Lydia comes next. She sought, and found, riches. She became a wealthy benefactress to the poor, sharing her riches liberally. Daniel was a man of the world, Lucy tells us. He also frequently found himself rescuing people from dangerous situations, such as drowning. The youngest son, Solomon, lived a long, comfortable life, with a modest business, and never traveled further than Boston.
After Lucy tells the tales of her siblings, she relates the tale of her own testimony. A few years into her marriage, Lucy fell very ill. She was so sick that the doctor’s had given up any hope of a recovery. Like her sister, she felt that her mind had ascended to Heaven. While there, she pleaded with the Lord to spare her life so she could bring up her children and comfort her husband. Then, “I covenanted with God if he would let me live I would endeavor to get that religion that would enable me to serve him right whether it was in the Bible or where ever it might be found even if it was to be obtained from heaven by prayer and Faith At last a voice spoke to me and said seek and ye shall find knock and it shall be opened unto you let your heart be comforted ye believe in God believe also in me.

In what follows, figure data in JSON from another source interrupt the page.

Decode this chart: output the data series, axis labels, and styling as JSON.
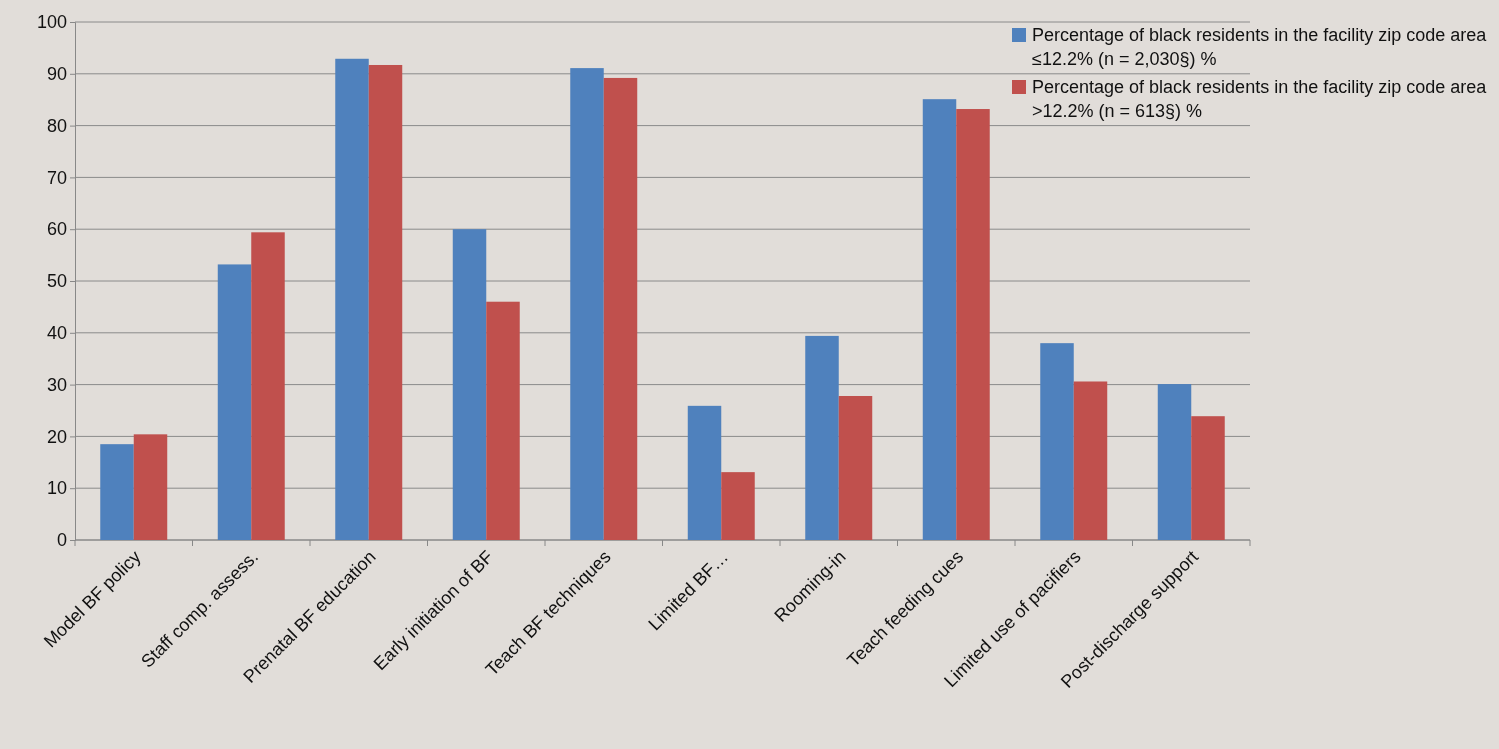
{
  "chart_data": {
    "type": "bar",
    "categories": [
      "Model BF policy",
      "Staff comp. assess.",
      "Prenatal BF education",
      "Early initiation of BF",
      "Teach BF techniques",
      "Limited BF…",
      "Rooming-in",
      "Teach feeding cues",
      "Limited use of pacifiers",
      "Post-discharge support"
    ],
    "series": [
      {
        "name": "Percentage of black residents in the facility zip code area  ≤12.2% (n = 2,030§) %",
        "color": "#4f81bd",
        "values": [
          18.5,
          53.2,
          92.9,
          60.0,
          91.1,
          25.9,
          39.4,
          85.1,
          38.0,
          30.1
        ]
      },
      {
        "name": "Percentage of black residents in the facility zip code area  >12.2% (n = 613§) %",
        "color": "#c0504d",
        "values": [
          20.4,
          59.4,
          91.7,
          46.0,
          89.2,
          13.1,
          27.8,
          83.2,
          30.6,
          23.9
        ]
      }
    ],
    "ylim": [
      0,
      100
    ],
    "yticks": [
      0,
      10,
      20,
      30,
      40,
      50,
      60,
      70,
      80,
      90,
      100
    ],
    "grid": "y",
    "legend": "top right"
  }
}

“My Mother came in and looked upon me and cried out Lucy you are better my speech came and I answered ‘yes mother the Lord will let me live.’”
It seems that Lucy kept her promise. Years later, she asked herself, “Am I indeed the mother of a prophet of God?” I am moving into speculation here, but I would venture to guess that Joseph Smith, Jr probably heard this very story many times as a child. He probably heard of his Uncle Jason, the Seeker. He was probably encouraged to search and ponder the scriptures and to develop a personal relationship with God. Because of the spiritual nature of his family, he probably wasn’t even terribly surprised to have prophetic dreams. In many ways, his family background prepared him for the role he played in establishing the Church of Jesus Christ of Latter Day Saints.

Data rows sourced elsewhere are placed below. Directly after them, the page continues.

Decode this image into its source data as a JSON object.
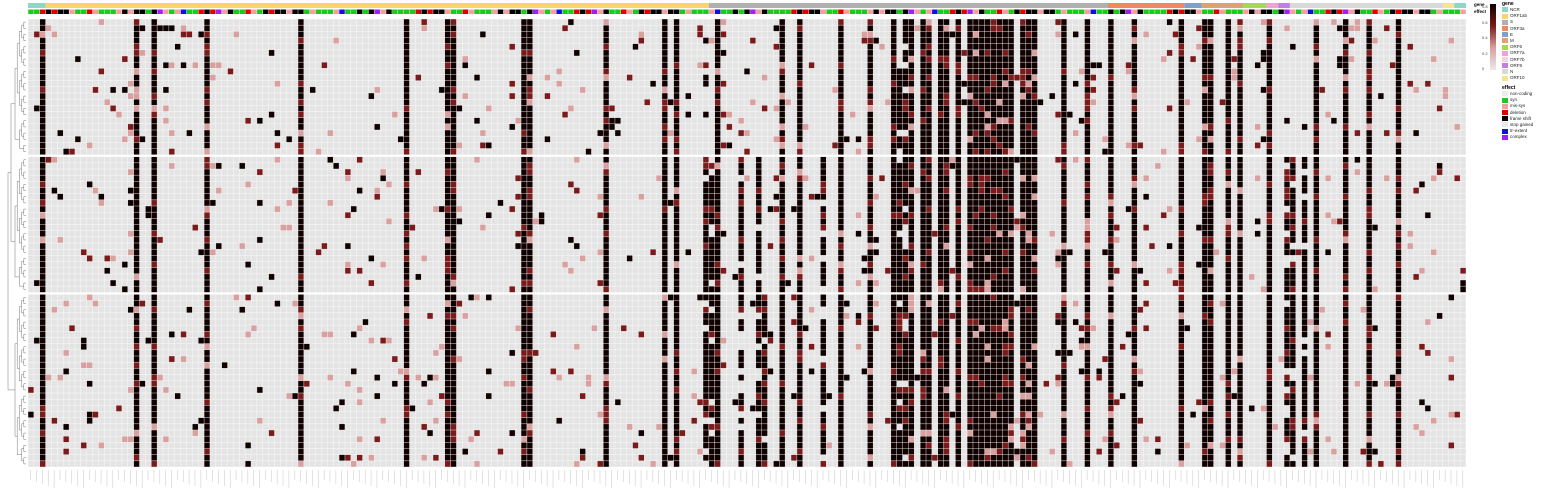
{
  "chart_data": {
    "type": "heatmap",
    "title": "",
    "xlabel": "",
    "ylabel": "",
    "n_cols": 245,
    "n_rows": 72,
    "row_gap_after": [
      21,
      43
    ],
    "value_range": [
      0,
      1
    ],
    "colorbar_ticks": [
      "0.8",
      "0.6",
      "0.4",
      "0.2",
      "0"
    ],
    "annotation_tracks": [
      "gene",
      "effect"
    ],
    "gene_legend": {
      "title": "gene",
      "items": [
        {
          "label": "NCR",
          "color": "#8fd6c8"
        },
        {
          "label": "ORF1ab",
          "color": "#fbd36a"
        },
        {
          "label": "S",
          "color": "#b0b0b0"
        },
        {
          "label": "ORF3a",
          "color": "#f08a5d"
        },
        {
          "label": "E",
          "color": "#80a0c8"
        },
        {
          "label": "M",
          "color": "#e0a070"
        },
        {
          "label": "ORF6",
          "color": "#a6d854"
        },
        {
          "label": "ORF7a",
          "color": "#f2a2d2"
        },
        {
          "label": "ORF7b",
          "color": "#fcd0e0"
        },
        {
          "label": "ORF8",
          "color": "#c080e0"
        },
        {
          "label": "N",
          "color": "#d9d9d9"
        },
        {
          "label": "ORF10",
          "color": "#f5e68c"
        }
      ]
    },
    "effect_legend": {
      "title": "effect",
      "items": [
        {
          "label": "non-coding",
          "color": "#ececec"
        },
        {
          "label": "syn",
          "color": "#1ec81e"
        },
        {
          "label": "mis-sys",
          "color": "#f4a0a0"
        },
        {
          "label": "deletion",
          "color": "#e00000"
        },
        {
          "label": "frame shift",
          "color": "#000000"
        },
        {
          "label": "stop gained",
          "color": "#e8e8e8"
        },
        {
          "label": "5'-extent",
          "color": "#1010e0"
        },
        {
          "label": "complex",
          "color": "#a020f0"
        }
      ]
    },
    "gene_segments": [
      {
        "gene": "NCR",
        "from": 0,
        "to": 2
      },
      {
        "gene": "ORF1ab",
        "from": 3,
        "to": 115
      },
      {
        "gene": "S",
        "from": 116,
        "to": 183
      },
      {
        "gene": "ORF3a",
        "from": 184,
        "to": 196
      },
      {
        "gene": "E",
        "from": 197,
        "to": 199
      },
      {
        "gene": "M",
        "from": 200,
        "to": 206
      },
      {
        "gene": "ORF6",
        "from": 207,
        "to": 210
      },
      {
        "gene": "ORF7a",
        "from": 211,
        "to": 212
      },
      {
        "gene": "ORF8",
        "from": 213,
        "to": 214
      },
      {
        "gene": "N",
        "from": 215,
        "to": 240
      },
      {
        "gene": "ORF10",
        "from": 241,
        "to": 242
      },
      {
        "gene": "NCR",
        "from": 243,
        "to": 244
      }
    ],
    "effect_pattern": [
      "syn",
      "mis-sys",
      "frame shift",
      "syn",
      "deletion",
      "frame shift",
      "mis-sys",
      "syn",
      "frame shift",
      "syn",
      "mis-sys",
      "frame shift",
      "complex",
      "syn",
      "deletion",
      "frame shift",
      "syn",
      "5'-extent",
      "frame shift",
      "mis-sys",
      "syn",
      "frame shift",
      "syn",
      "deletion"
    ],
    "colors": {
      "empty": "#e4e4e4",
      "grid": "#ffffff",
      "full": "#100000",
      "mid": "#7a1a1a",
      "low": "#d9a0a0",
      "border": "#bfbfbf"
    },
    "full_columns": [
      2,
      18,
      21,
      30,
      46,
      64,
      71,
      72,
      84,
      85,
      98,
      108,
      110,
      117,
      128,
      131,
      138,
      143,
      147,
      150,
      152,
      153,
      155,
      156,
      158,
      160,
      161,
      162,
      163,
      164,
      165,
      166,
      167,
      169,
      170,
      171,
      176,
      180,
      184,
      188,
      196,
      200,
      201,
      204,
      206,
      211,
      219,
      224,
      228,
      233
    ],
    "partial_columns": [
      {
        "col": 108,
        "from_row": 0,
        "to_row": 71
      },
      {
        "col": 115,
        "from_row": 22,
        "to_row": 71
      },
      {
        "col": 116,
        "from_row": 22,
        "to_row": 71
      },
      {
        "col": 121,
        "from_row": 22,
        "to_row": 71
      },
      {
        "col": 124,
        "from_row": 22,
        "to_row": 71
      },
      {
        "col": 125,
        "from_row": 44,
        "to_row": 71
      },
      {
        "col": 135,
        "from_row": 22,
        "to_row": 71
      },
      {
        "col": 148,
        "from_row": 8,
        "to_row": 71
      },
      {
        "col": 149,
        "from_row": 0,
        "to_row": 71
      },
      {
        "col": 214,
        "from_row": 22,
        "to_row": 71
      },
      {
        "col": 215,
        "from_row": 22,
        "to_row": 71
      },
      {
        "col": 217,
        "from_row": 22,
        "to_row": 71
      }
    ]
  }
}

The next installment of this series will take a closer look at the Smith side of the family. It’s been a lot of fun reading through source documents, but trying to summarize it without editorializing is difficult.

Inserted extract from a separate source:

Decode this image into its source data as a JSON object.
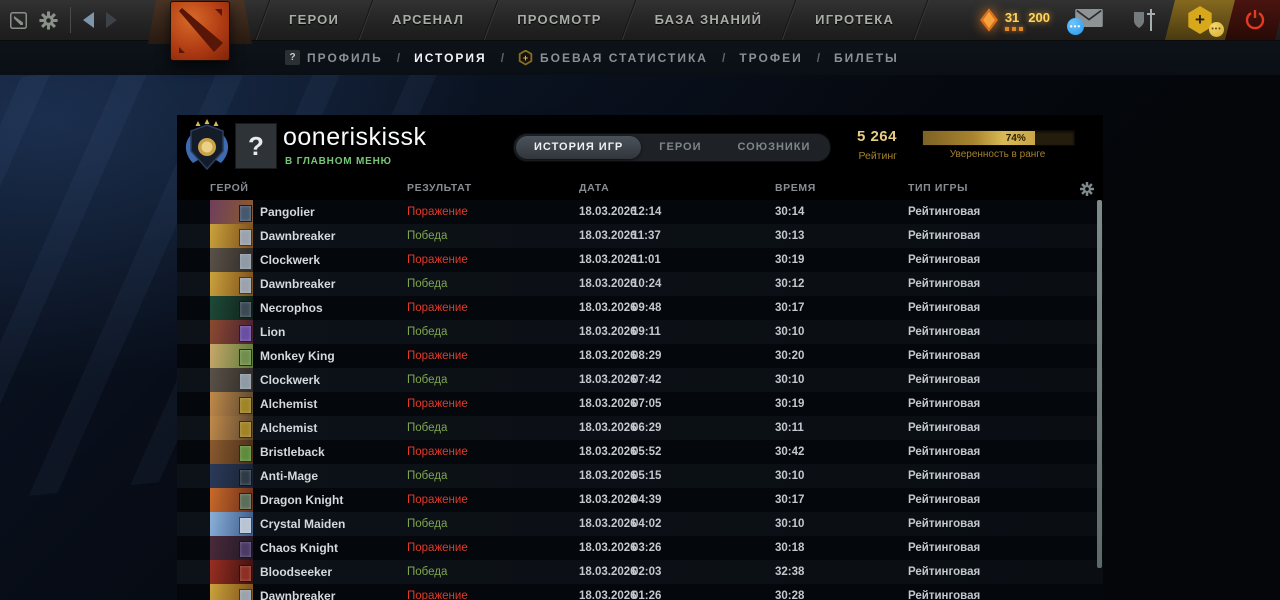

Mack Smith, Lucy. “Lucy Mack Smith, History, 1844–1845.” Joseph Smith Papers. Church of Jesus Christ of Latter Day Saints. Web. 6 Nov. 2014.
Note: There are several copies of Lucy’s Book. Brigham Young said it was full of historical inaccuracies and in all fairness, it was written as a recollection in the later years of Lucy’s life. It is also one of the most complete first-hand accounts of Joseph’s life and the early years of the church. Lavina Fielding Anderson published a copy, with notes, of the book through Signature Books that has the edited and original texts side by side.
Lucy has been called the Mother of Mormonism, and her book has been referred to as “the foundational text of Mormonism.” She was a profoundly spiritual woman with great faith in things unseen.